Dela via


End to End SSL with Azure Application Gateway

<Updated Service Note>
Please note that this capability has now been integrated into Application Gateway, and you no longer need to handle redirection on your IIS servers (though you still could if desired). Please see /en-us/azure/application-gateway/application-gateway-redirect-overview for more information.
</Updated Service Note>

Azure Application Gateway is a layer 7 load balancer with features such as SSL termination, WAF and multiple routing options. For web applications this is a great option for load balancing your applications across multiple back end servers where the Azure Load Balancer may not meet your requirements. In this post, I'll walk through an architecture that provides a public endpoint, end to end SSL leveraging separate certificates for the internal and external communication, and HTTP to HTTPS redirection on IIS. This can be deployed through the following Azure Resource Manager template, we'll talk through all the pieces here and how they work.

https://github.com/Azure/azure-quickstart-templates/tree/master/201-application-gateway-2vms-iis-ssl

Template Deployment

Review the README for the template to ensure you have the prerequisites completed. You'll need certificates available to properly deploy it, so take a quick read through it. To deploy the template, you can click the "Deploy to Azure" button.

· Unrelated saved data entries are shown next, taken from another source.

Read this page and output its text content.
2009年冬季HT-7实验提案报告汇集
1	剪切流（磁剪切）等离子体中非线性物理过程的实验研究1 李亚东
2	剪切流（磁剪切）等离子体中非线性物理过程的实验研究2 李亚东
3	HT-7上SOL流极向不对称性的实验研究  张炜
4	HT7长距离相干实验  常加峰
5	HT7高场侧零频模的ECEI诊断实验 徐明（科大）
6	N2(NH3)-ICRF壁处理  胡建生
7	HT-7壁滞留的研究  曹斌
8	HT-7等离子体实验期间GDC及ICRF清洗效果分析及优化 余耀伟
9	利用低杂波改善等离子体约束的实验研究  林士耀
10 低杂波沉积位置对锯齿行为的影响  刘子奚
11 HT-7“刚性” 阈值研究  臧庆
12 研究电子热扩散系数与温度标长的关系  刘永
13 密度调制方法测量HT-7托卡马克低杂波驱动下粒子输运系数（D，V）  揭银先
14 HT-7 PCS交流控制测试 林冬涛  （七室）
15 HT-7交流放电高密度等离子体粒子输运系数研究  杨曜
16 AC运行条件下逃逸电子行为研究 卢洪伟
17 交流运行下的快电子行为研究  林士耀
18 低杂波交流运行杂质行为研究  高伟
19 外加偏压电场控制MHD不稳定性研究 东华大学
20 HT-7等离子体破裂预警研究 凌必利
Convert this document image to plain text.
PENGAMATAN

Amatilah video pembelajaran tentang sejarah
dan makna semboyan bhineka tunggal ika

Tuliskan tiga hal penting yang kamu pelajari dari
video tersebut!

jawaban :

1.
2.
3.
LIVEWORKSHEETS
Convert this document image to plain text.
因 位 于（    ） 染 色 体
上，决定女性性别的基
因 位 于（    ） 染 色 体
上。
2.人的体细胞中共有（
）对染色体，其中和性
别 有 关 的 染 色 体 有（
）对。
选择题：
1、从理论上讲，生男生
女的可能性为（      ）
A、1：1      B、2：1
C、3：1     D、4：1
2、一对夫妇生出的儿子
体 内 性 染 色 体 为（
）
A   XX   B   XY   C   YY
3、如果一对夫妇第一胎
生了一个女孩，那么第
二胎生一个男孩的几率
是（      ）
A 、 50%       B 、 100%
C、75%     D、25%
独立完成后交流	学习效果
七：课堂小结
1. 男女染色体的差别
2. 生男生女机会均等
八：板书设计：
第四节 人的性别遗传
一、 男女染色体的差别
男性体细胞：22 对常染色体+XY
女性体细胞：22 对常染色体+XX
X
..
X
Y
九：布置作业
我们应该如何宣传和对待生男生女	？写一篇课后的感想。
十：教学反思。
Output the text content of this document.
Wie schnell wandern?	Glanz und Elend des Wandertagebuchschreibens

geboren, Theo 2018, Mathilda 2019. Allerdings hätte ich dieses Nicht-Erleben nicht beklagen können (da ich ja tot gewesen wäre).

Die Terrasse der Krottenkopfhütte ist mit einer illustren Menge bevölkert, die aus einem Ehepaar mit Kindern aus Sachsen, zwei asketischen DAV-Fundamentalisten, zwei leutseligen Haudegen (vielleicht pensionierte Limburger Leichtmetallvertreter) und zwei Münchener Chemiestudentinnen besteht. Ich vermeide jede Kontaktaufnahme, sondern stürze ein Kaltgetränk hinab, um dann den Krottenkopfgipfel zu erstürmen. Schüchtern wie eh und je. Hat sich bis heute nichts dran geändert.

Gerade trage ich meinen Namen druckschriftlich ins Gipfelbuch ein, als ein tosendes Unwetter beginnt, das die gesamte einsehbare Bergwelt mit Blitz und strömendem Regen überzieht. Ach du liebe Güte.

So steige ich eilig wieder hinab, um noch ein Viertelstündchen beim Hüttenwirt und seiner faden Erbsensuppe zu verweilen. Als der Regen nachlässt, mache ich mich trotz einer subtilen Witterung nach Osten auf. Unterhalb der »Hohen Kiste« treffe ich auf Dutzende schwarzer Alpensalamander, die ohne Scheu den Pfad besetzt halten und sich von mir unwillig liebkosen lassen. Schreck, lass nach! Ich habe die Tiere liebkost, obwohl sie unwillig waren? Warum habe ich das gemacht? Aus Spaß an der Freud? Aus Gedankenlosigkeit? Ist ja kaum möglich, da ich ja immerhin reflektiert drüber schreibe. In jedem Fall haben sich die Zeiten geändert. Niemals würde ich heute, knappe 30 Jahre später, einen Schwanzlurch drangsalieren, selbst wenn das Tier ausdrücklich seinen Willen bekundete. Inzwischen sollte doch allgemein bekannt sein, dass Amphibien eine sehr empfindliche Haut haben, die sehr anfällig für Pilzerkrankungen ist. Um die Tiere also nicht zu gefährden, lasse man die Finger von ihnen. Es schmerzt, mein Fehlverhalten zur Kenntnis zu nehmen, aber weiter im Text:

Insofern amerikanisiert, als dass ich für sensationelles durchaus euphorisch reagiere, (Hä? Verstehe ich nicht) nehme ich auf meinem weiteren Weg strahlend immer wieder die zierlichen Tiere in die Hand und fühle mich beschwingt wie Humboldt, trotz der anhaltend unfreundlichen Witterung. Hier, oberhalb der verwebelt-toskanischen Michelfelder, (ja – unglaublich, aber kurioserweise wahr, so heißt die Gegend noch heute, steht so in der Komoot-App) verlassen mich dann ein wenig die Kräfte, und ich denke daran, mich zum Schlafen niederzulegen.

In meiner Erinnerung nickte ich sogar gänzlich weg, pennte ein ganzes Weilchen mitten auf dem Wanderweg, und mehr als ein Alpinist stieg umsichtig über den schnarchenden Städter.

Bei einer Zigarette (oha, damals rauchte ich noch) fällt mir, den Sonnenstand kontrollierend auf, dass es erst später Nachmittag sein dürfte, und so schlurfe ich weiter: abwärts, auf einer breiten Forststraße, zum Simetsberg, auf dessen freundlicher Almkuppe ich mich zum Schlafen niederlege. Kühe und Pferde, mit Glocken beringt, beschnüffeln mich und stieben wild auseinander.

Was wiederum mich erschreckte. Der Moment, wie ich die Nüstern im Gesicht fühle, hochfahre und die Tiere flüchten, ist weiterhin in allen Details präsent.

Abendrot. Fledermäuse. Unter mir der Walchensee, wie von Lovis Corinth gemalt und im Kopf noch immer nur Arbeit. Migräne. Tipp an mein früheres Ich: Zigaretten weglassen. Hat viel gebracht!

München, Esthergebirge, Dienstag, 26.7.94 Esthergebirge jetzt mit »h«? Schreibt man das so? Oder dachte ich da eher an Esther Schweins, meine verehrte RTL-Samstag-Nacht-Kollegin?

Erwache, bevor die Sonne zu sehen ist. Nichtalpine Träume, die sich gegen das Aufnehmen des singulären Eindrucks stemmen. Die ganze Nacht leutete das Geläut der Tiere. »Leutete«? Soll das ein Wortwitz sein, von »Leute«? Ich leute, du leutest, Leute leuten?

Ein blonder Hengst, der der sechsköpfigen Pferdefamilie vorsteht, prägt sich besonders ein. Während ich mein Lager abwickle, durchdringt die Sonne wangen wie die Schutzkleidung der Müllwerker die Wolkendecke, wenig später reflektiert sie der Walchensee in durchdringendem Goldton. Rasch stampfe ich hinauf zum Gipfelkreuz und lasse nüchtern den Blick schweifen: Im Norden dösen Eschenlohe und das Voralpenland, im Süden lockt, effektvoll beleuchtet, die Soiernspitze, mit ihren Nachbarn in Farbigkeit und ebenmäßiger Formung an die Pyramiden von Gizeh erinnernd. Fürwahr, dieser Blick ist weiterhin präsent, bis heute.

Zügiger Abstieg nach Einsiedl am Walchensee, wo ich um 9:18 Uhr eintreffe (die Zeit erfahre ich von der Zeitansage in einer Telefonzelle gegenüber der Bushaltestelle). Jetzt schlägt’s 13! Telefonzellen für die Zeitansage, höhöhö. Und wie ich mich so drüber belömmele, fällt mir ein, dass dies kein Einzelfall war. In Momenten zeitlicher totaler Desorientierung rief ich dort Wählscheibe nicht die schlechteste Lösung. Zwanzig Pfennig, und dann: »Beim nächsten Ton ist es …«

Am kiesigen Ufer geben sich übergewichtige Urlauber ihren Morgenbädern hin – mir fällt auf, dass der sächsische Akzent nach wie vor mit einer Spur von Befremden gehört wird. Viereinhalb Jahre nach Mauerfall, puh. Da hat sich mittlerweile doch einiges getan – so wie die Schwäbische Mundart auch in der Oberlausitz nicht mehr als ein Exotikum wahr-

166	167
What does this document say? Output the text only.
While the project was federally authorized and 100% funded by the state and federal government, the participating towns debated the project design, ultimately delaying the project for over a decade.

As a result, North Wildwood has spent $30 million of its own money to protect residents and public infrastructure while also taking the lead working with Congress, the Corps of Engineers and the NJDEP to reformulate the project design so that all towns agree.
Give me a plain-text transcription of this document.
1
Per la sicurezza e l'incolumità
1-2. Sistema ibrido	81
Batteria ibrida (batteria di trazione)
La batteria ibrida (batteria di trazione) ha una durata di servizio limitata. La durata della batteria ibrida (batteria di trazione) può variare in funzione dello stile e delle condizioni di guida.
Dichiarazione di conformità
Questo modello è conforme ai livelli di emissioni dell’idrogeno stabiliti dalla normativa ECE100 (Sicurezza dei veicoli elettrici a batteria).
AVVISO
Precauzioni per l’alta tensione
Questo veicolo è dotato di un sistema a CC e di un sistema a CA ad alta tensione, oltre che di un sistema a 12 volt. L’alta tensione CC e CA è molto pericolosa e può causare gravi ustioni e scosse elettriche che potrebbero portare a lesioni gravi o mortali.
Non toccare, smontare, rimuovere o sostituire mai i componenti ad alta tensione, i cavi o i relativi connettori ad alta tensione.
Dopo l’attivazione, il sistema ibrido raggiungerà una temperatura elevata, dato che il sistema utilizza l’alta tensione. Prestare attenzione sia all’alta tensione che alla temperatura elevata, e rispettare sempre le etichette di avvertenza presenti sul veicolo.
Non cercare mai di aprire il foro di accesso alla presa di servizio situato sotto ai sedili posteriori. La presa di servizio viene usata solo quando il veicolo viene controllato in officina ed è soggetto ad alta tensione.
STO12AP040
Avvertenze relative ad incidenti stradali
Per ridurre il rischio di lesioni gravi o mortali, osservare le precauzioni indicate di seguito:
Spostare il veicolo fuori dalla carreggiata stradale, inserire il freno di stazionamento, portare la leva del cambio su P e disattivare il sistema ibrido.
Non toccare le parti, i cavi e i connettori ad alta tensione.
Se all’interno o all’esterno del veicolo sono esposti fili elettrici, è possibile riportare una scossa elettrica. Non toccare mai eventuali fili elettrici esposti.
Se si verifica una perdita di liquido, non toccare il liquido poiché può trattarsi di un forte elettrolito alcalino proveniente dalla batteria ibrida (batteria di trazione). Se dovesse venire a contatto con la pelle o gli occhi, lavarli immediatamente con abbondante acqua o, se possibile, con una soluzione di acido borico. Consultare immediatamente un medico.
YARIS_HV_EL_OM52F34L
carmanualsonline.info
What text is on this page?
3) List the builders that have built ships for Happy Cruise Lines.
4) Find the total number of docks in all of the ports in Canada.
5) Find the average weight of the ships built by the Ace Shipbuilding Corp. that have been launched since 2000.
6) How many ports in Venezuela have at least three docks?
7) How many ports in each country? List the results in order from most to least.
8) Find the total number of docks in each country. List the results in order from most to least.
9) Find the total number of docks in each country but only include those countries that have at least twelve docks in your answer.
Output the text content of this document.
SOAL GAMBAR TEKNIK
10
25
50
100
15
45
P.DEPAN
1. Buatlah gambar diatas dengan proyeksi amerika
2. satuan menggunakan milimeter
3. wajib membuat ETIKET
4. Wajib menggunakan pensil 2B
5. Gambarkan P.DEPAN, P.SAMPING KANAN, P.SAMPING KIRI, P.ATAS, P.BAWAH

This will pop open the portal where you can fill in the parameters.
deploy-to-azure-button

Upon completion you'll have the following resources deployed:

  • VNet with two subnets (AppGatewaySubnet and WebSubnet)
  • Two Windows 2016 VMs with IIS installed. These will have a very basic static default page that will say which server you're on (Server 1 or Server 2) so you can see the load balancing in action.
  • Application Gateway with WAF enabled. SSL will be terminated on the Application Gateway and will also communicate to the back end servers via SSL.

appgwarch

Once deployed, connect to the URL of the Application Gateway via HTTP or HTTPS. You can find this in the frontend public IP address value on the Overview panel for the Application Gateway you just deployed.

appgw

If you are using self signed certificates on the Application Gateway you will get a warning message in your browser when you connect via HTTPS. This is expected as we cannot verify the certificates, but is expected. Once connected you should see pages with the below content, flipping between each server as you refresh the page (since session persistence is disabled). Making an initial connection via HTTP should redirect you to HTTPS.

server1 server2

End to end SSL

When you deploy the template you'll notice you need to provide some certificates. This is where the end to end SSL comes in to play. The front end certificate is your public certificate that terminates SSL on the Application Gateway. This will need to be in .pfx format and for the template will need to be converted to base-64 encoding so it can be uploaded in a text format. Details on how to do this conversion are available in the README.md in the repo. The back end certificate is the certificate that the web servers will use to communicate to the Application Gateway. In this template, we install the .pfx cert on the web servers, and also need the public key extracted so we can add it to the Application Gateway (both of these also in base-64 encoding for template deployment). This public key whitelists the back end servers so it talks with only authorized back end web servers. This can be the same key as the external key pair used on the front end, or an internal only key for enhanced security. Self signed certs are a quick option for a demo or test environment, for production you'd definitely want to use certs from a public certificate authority or from your internal certificate authority.

With these certificates in place traffic is encrypted to the Application Gateway, decrypted on the Application Gateway with the front end private key and scanned by the built-in WAF, then re-encrypted and sent to the web servers.

HTTP to HTTPS redirection

HTTP to HTTPS redirection is a feature that is not currently available on the Application Gateway. In order to perform this redirection, traffic is sent to the back end web servers over HTTP, the web servers redirect that traffic to HTTPS on the same URL, which then establishes an encrypted connection back through the Application Gateway. This redirection is accomplished with the URL Rewrite module for IIS and is set up on the VMs with the Azure PowerShell DSC extension during deployment. Similar mechanisms can be used for Linux based web servers as well.

Summary

Azure Application Gateway is a great layer 7 load balancing solution you can leverage in your Azure deployments and provides many features above the more basic Azure Load Balancer. Take a look through the documentation for detailed information on this service and for additional use cases.

Comments

  • Anonymous
    May 05, 2017
    Amazing information. Thanks for sharing.